Le 20 novembre, il est désigné avec le commissaire à l’Intérieur, Petrovski, pour prendre en main la commission chargée de convoquer l’Assemblée constituante. Les élections, commencées le 12 novembre, s’achèvent. 41 millions d’électeurs, soit près de 80 % du corps électoral, ont voté. Les bolcheviks recueillent 24,5 % des voix, les socialistes-révolutionnaires de toutes nuances 48,5 %, les mencheviks 4,5 %, dont la moitié en Géorgie, les Cadets 4,7 %. Le reste des suffrages se répartit entre divers groupements socialistes et/ou nationalistes. Plus de 80 % des suffrages exprimés, dans un pays paysan, se sont donc portés sur des partis « socialistes » déclarés, et moins de 8 % sur les partis conservateurs et libéraux. Les bolcheviks, majoritaires dans les grandes villes, sont minoritaires dans l’ensemble du pays (sauf en Lettonie, où ils recueillent 72 % des voix) ; les SR sont largement majoritaires à la campagne. Tout de suite, les passions s’exacerbent. C’est ainsi que les membres de la commission électorale, désignés avant le 26 octobre, refusent de coopérer avec Staline et Petrovski, et que ces derniers, le 23 novembre, débarquent à son siège, lui réclament, en vain, ses documents et, devant son refus, arrêtent ses membres.

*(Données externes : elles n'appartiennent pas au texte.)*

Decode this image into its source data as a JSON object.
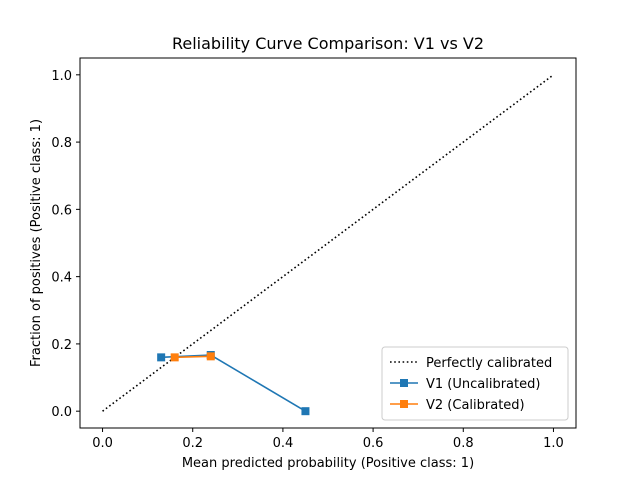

Alors que les SR de gauche, exclus du parti SR le 26 octobre, s’associent aux bolcheviks et occupent fin novembre les commissariats à l’Agriculture, à la Justice et à l’Intérieur, la contre-révolution s’organise peu à peu. Dans le sud de la Russie, les généraux Kornilov, Alexeiev et Denikine s’allient au parti cadet. Le gouvernement décrète, le 28 novembre, les dirigeants de ce parti passibles d’arrestation, puis interdit celui-ci, ainsi que ses organes de presse ; au début de novembre, les trois généraux constituent l’Armée des volontaires, une petite troupe d’officiers de 3 000 à 4 000 hommes qui comporte un simple soldat pour cinquante officiers supérieurs, et n’est donc encore guère dangereuse, même si la poétesse Marina Tsvetaieva exalte « les gardes blancs, clous noirs/Dans les côtes de l’Antéchrist ».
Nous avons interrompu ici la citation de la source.